Further, in FIG. 1 of the above embodiment,
As explained in the configuration of the data transmitter and data receiver,
It is not limited to this. Data transmission board (PWB)
And a data receiving board (PWB) are also suitable.

Further, in the above embodiment, the structure of the frame phase synchronizing circuit 2 is not limited to that shown in FIG. For example, CCITT Recommendation G. It can also be realized by the 706 specification or the like.

Further, although the latches 11 to 14 are used in FIG. 1 of the above embodiment, the invention is not limited to this.

Further, in FIG. 1 of the above embodiment,
Although clocks having different phases are generated from the clock from one clock generating unit 3, the present invention is not limited to this. For example, to generate a clock with a desired n phase,
A plurality of corresponding clock generators may be provided.

[0041]

As described above, according to the present invention, the acquisition means, the clock generation means, the detection means, and the determination means are provided, and the optimum detection signal and the optimum detection signal synchronized with each other are optimized. Since the clock of the phase can be obtained, the number of interface lines between the devices can be reduced and power consumption can be reduced as compared with the related art, and a data synchronization circuit for high-speed data reception can be realized with a simple configuration.
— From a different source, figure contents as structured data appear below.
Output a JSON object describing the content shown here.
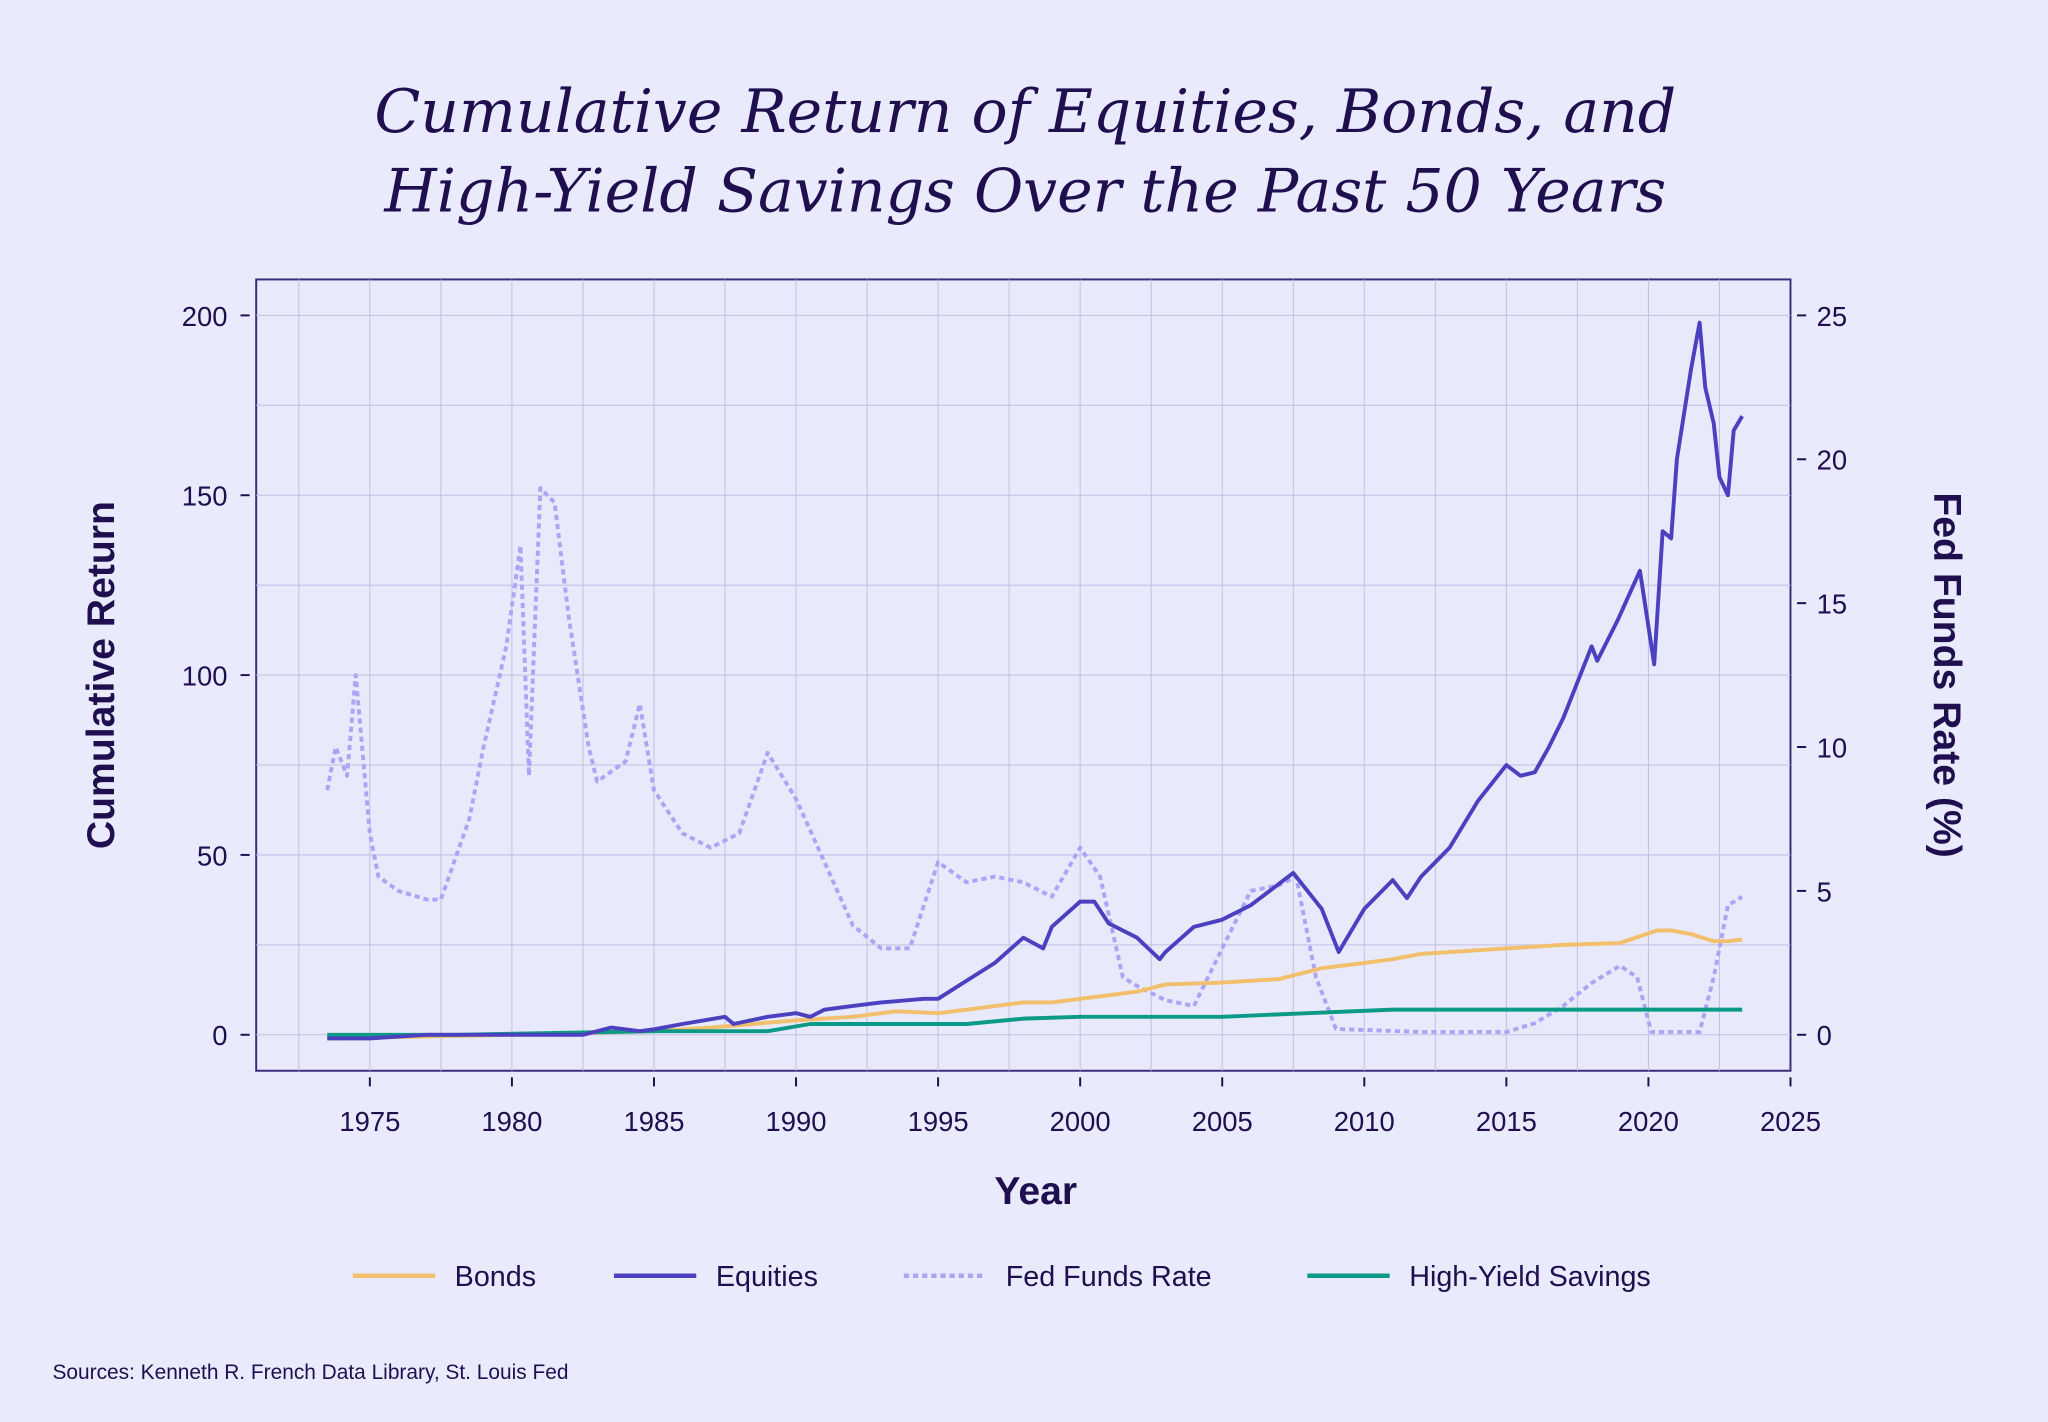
{
  "chart_data": {
    "type": "line",
    "title_lines": [
      "Cumulative Return of Equities, Bonds, and",
      "High-Yield Savings Over the Past 50 Years"
    ],
    "xlabel": "Year",
    "ylabel": "Cumulative Return",
    "y2label": "Fed Funds Rate (%)",
    "xlim": [
      1971,
      2025
    ],
    "ylim": [
      -10,
      210
    ],
    "y2lim": [
      -1.25,
      26.25
    ],
    "xticks": [
      1975,
      1980,
      1985,
      1990,
      1995,
      2000,
      2005,
      2010,
      2015,
      2020,
      2025
    ],
    "yticks": [
      0,
      50,
      100,
      150,
      200
    ],
    "y2ticks": [
      0,
      5,
      10,
      15,
      20,
      25
    ],
    "grid": true,
    "legend_position": "bottom",
    "source": "Sources: Kenneth R. French Data Library, St. Louis Fed",
    "series": [
      {
        "name": "Bonds",
        "axis": "left",
        "style": "solid",
        "color": "#f2bf6c",
        "x": [
          1973.5,
          1980,
          1985,
          1987,
          1990,
          1992,
          1993.5,
          1995,
          1996,
          1998,
          1999,
          2000,
          2001,
          2002,
          2003,
          2005,
          2007,
          2008.5,
          2010,
          2011,
          2012,
          2013,
          2015,
          2017,
          2019,
          2020.3,
          2020.8,
          2021.5,
          2022.3,
          2022.8,
          2023.3
        ],
        "y": [
          -1,
          0,
          1,
          2,
          4,
          5,
          6.5,
          6,
          7,
          9,
          9,
          10,
          11,
          12,
          14,
          14.5,
          15.5,
          18.5,
          20,
          21,
          22.5,
          23,
          24,
          25,
          25.5,
          29,
          29,
          28,
          26,
          26,
          26.5
        ]
      },
      {
        "name": "Equities",
        "axis": "left",
        "style": "solid",
        "color": "#4b41c0",
        "x": [
          1973.5,
          1975,
          1977,
          1980,
          1982.5,
          1983.5,
          1984.5,
          1985,
          1986,
          1987.5,
          1987.8,
          1989,
          1990,
          1990.5,
          1991,
          1992,
          1993,
          1994.5,
          1995,
          1996,
          1997,
          1998,
          1998.7,
          1999,
          2000,
          2000.5,
          2001,
          2002,
          2002.8,
          2003,
          2004,
          2005,
          2006,
          2007,
          2007.5,
          2008,
          2008.5,
          2009.1,
          2010,
          2011,
          2011.5,
          2012,
          2013,
          2014,
          2015,
          2015.5,
          2016,
          2016.5,
          2017,
          2018,
          2018.2,
          2018.9,
          2019.7,
          2020.2,
          2020.5,
          2020.8,
          2021,
          2021.5,
          2021.8,
          2022,
          2022.3,
          2022.5,
          2022.8,
          2023,
          2023.3
        ],
        "y": [
          -1,
          -1,
          0,
          0,
          0,
          2,
          1,
          1.5,
          3,
          5,
          3,
          5,
          6,
          5,
          7,
          8,
          9,
          10,
          10,
          15,
          20,
          27,
          24,
          30,
          37,
          37,
          31,
          27,
          21,
          23,
          30,
          32,
          36,
          42,
          45,
          40,
          35,
          23,
          35,
          43,
          38,
          44,
          52,
          65,
          75,
          72,
          73,
          80,
          88,
          108,
          104,
          115,
          129,
          103,
          140,
          138,
          160,
          185,
          198,
          180,
          170,
          155,
          150,
          168,
          172
        ]
      },
      {
        "name": "Fed Funds Rate",
        "axis": "right",
        "style": "dotted",
        "color": "#aba5f6",
        "x": [
          1973.5,
          1973.8,
          1974.2,
          1974.5,
          1975,
          1975.3,
          1976,
          1977,
          1977.5,
          1978.5,
          1979,
          1979.8,
          1980.3,
          1980.6,
          1981,
          1981.5,
          1982,
          1982.7,
          1983,
          1984,
          1984.5,
          1985,
          1986,
          1987,
          1988,
          1989,
          1990,
          1991,
          1992,
          1993,
          1994,
          1995,
          1996,
          1997,
          1998,
          1999,
          2000,
          2000.7,
          2001.5,
          2002,
          2003,
          2004,
          2005,
          2006,
          2007,
          2007.6,
          2008.3,
          2009,
          2012,
          2015,
          2016,
          2017,
          2018,
          2019,
          2019.6,
          2020.1,
          2021,
          2021.8,
          2022.3,
          2022.8,
          2023.3
        ],
        "y": [
          8.5,
          10,
          9,
          12.5,
          7,
          5.5,
          5,
          4.7,
          4.7,
          7.5,
          10,
          13.5,
          17,
          9,
          19,
          18.5,
          14.5,
          10,
          8.8,
          9.5,
          11.5,
          8.5,
          7,
          6.5,
          7,
          9.8,
          8.2,
          6,
          3.8,
          3,
          3,
          6,
          5.3,
          5.5,
          5.3,
          4.8,
          6.5,
          5.5,
          2,
          1.7,
          1.2,
          1,
          3,
          5,
          5.2,
          5.5,
          2,
          0.2,
          0.1,
          0.1,
          0.4,
          1,
          1.8,
          2.4,
          2,
          0.1,
          0.1,
          0.1,
          2,
          4.5,
          4.8
        ]
      },
      {
        "name": "High-Yield Savings",
        "axis": "left",
        "style": "solid",
        "color": "#0b9a86",
        "x": [
          1973.5,
          1978,
          1985,
          1989,
          1990.5,
          1996,
          1998,
          2000,
          2005,
          2008,
          2011,
          2020,
          2023.3
        ],
        "y": [
          0,
          0,
          1,
          1,
          3,
          3,
          4.5,
          5,
          5,
          6,
          7,
          7,
          7
        ]
      }
    ]
  }
}
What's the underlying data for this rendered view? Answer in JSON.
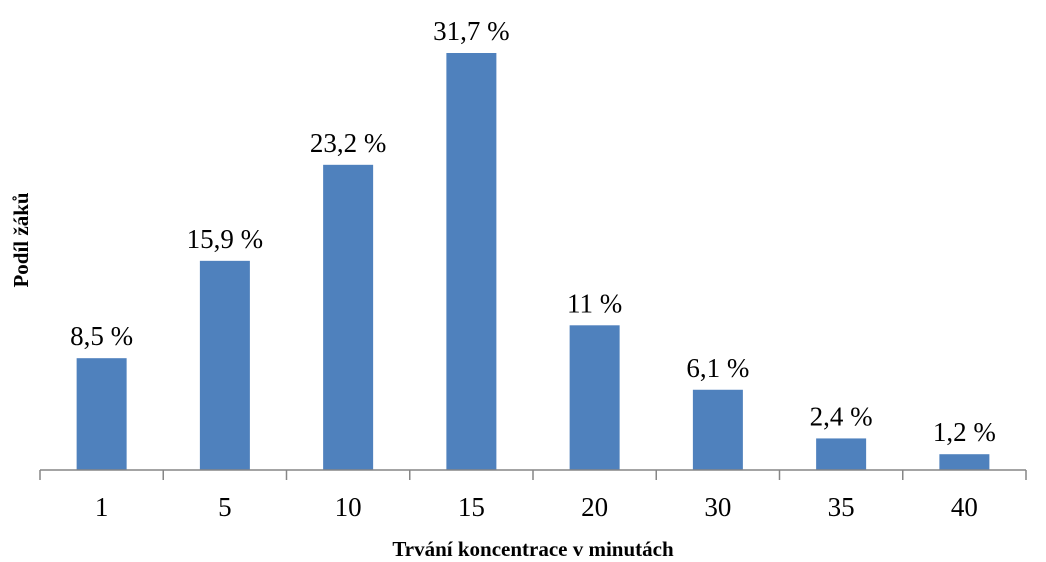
{
  "chart_data": {
    "type": "bar",
    "title": "",
    "xlabel": "Trvání koncentrace v minutách",
    "ylabel": "Podíl žáků",
    "categories": [
      "1",
      "5",
      "10",
      "15",
      "20",
      "30",
      "35",
      "40"
    ],
    "values": [
      8.5,
      15.9,
      23.2,
      31.7,
      11,
      6.1,
      2.4,
      1.2
    ],
    "data_labels": [
      "8,5 %",
      "15,9 %",
      "23,2 %",
      "31,7 %",
      "11 %",
      "6,1 %",
      "2,4 %",
      "1,2 %"
    ],
    "ylim": [
      0,
      31.7
    ],
    "grid": false,
    "legend": "none",
    "bar_color": "#4f81bd",
    "axis_color": "#868686"
  }
}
[Brief description of drawings]

FIG. 1 is a functional block diagram of a data receiving apparatus according to an embodiment of the present invention.

FIG. 2 is an operation timing chart (No. 1) of the data receiving apparatus according to the embodiment of the present invention.

FIG. 3 is an operation timing chart (No. 2) of the data receiving apparatus according to the embodiment of the present invention.

[Explanation of symbols]

1 ... Clock phase synchronization circuit, 2 ... Frame phase synchronization circuit, 11-14 ... Latch, 15 ... 4-phase clock generation unit,
16 ... Phase determination unit, 17, 18 ... Selection unit, 20 ... Data receiving device.

Claims (1)

[Claims] 1. A fetching means for fetching and outputting data, and n (integer of 2 or more) different phases every 1 / n period of the 1-bit period for each period corresponding to 1 bit of the data. Clock generating means for generating a clock; detecting means for detecting the value of the data at the timing of n clocks having different phases with respect to the data and outputting n detection signals; The detection signal is taken in, the change in the value of the detection signal is monitored for each of the detection signals corresponding to the n clocks having different phases, and the optimum change is made according to the value of the data. A data synchronization circuit comprising: a detection unit that determines and outputs any detection signal and its clock, and outputs an optimum detection signal and a clock having an optimum phase that are synchronized with each other.